En effet, bien que les défenseurs de cette théorie prétendent depuis plus d’une décennie qu’elle pourrait être l’ultime théorie, c’est-à-dire celle qui permettrait d’unifier toutes les forces de la nature en une seule grande force, ils semblent incapables de la transformer en quelque chose de concret, de substantiel: autrement dit, une théorie dont on pourrait vérifier la validité grâce à une expérience.

En 2006, deux livres écrits par des physiciens ont sévèrement critiqué la théorie des super-cordes: dans The Trouble with Physics, le physicien Lee Smolin, du Perimeter Institute de physique théorique à Waterloo (Ontario) s’inquiète du fait que, si ces super-cordes existaient, elles ne pourraient être détectées qu’avec une technologie dépassant de très loin tout ce que nous sommes capables de créer aujourd’hui. Résultat, « vous pouvez imaginer ce que vous voulez ».

Même discours, en plus virulent, dans Not Even Wrong: le physicien Peter Woit y reproche à ses collègues d’articuler une théorie qui repose plus sur l’esthétisme (un univers « élégant ») que sur la réalité.
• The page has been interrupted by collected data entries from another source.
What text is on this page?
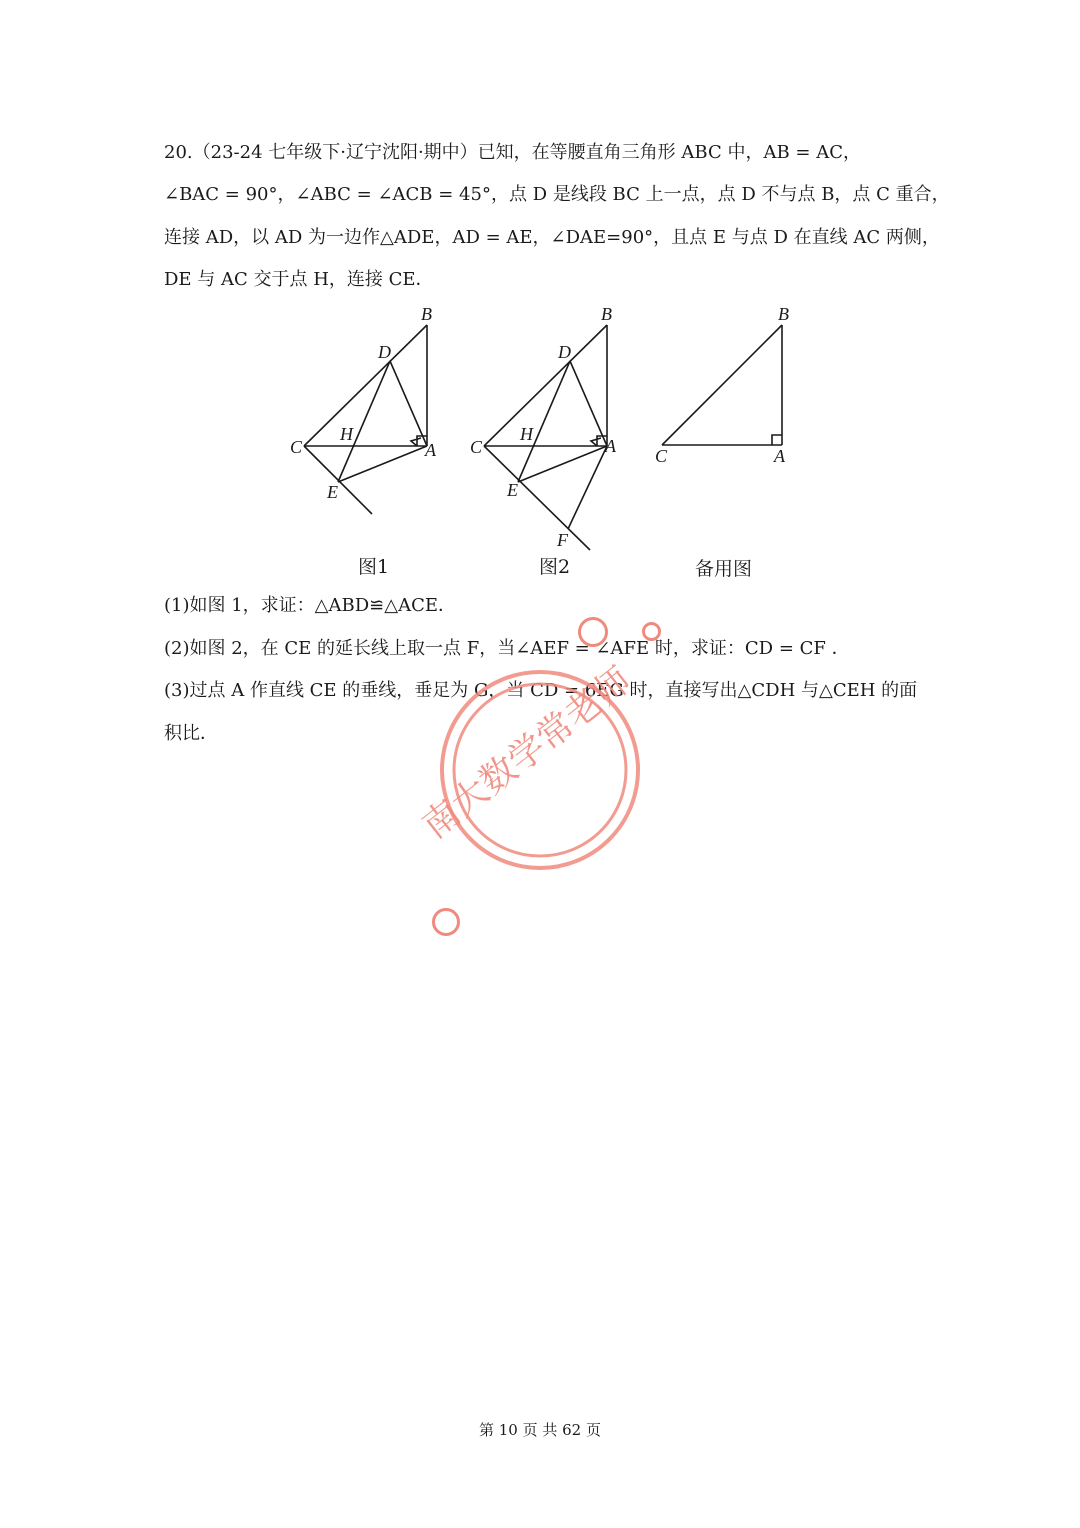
20.（23-24 七年级下·辽宁沈阳·期中）已知，在等腰直角三角形 ABC 中，AB = AC，
∠BAC = 90°，∠ABC = ∠ACB = 45°，点 D 是线段 BC 上一点，点 D 不与点 B，点 C 重合，
连接 AD，以 AD 为一边作△ADE，AD = AE，∠DAE=90°，且点 E 与点 D 在直线 AC 两侧，
DE 与 AC 交于点 H，连接 CE．
B
D
C
H
A
E
B
D
C
H
A
E
F
B
C	A
图1	图2	备用图
(1)如图 1，求证：△ABD≌△ACE．
(2)如图 2，在 CE 的延长线上取一点 F，当∠AEF = ∠AFE 时，求证：CD = CF ．
(3)过点 A 作直线 CE 的垂线，垂足为 G，当 CD = 6EG 时，直接写出△CDH 与△CEH 的面
积比．	南大数学常老师
第 10 页 共 62 页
Les deux livres ont été accueillis par des critiques, mais le débat devient gênant pour la communauté des physiciens.

Il faut dire que l’objectif de la théorie des super-cordes est tout sauf banal: c’est une tentative de résoudre l’un des mystères les plus fondamentaux de notre univers. Celui-ci repose depuis près de 15 milliards d’années sur quatre forces fondamentales: la gravité, l’électromagnétisme, la force nucléaire faible et la force nucléaire forte. Or, depuis Einstein, on se pose la même question: est-ce que ces quatre forces ne seraient pas tout simplement les quatre faces d’une seule et même grande force?

D’où les noms dont on a successivement baptisé cette mythique théorie: Théorie de la grande unification (unification des quatre forces en une), voire Théorie du tout (Theory of Everything). Le nom trahit l’enthousiasme de ceux qui cherchent, mais l’enthousiasme n’a toujours pas produit de prévisions qui puissent être vérifiées. Or, sans prévisions qui puissent être vérifiées, on n’a pas de science…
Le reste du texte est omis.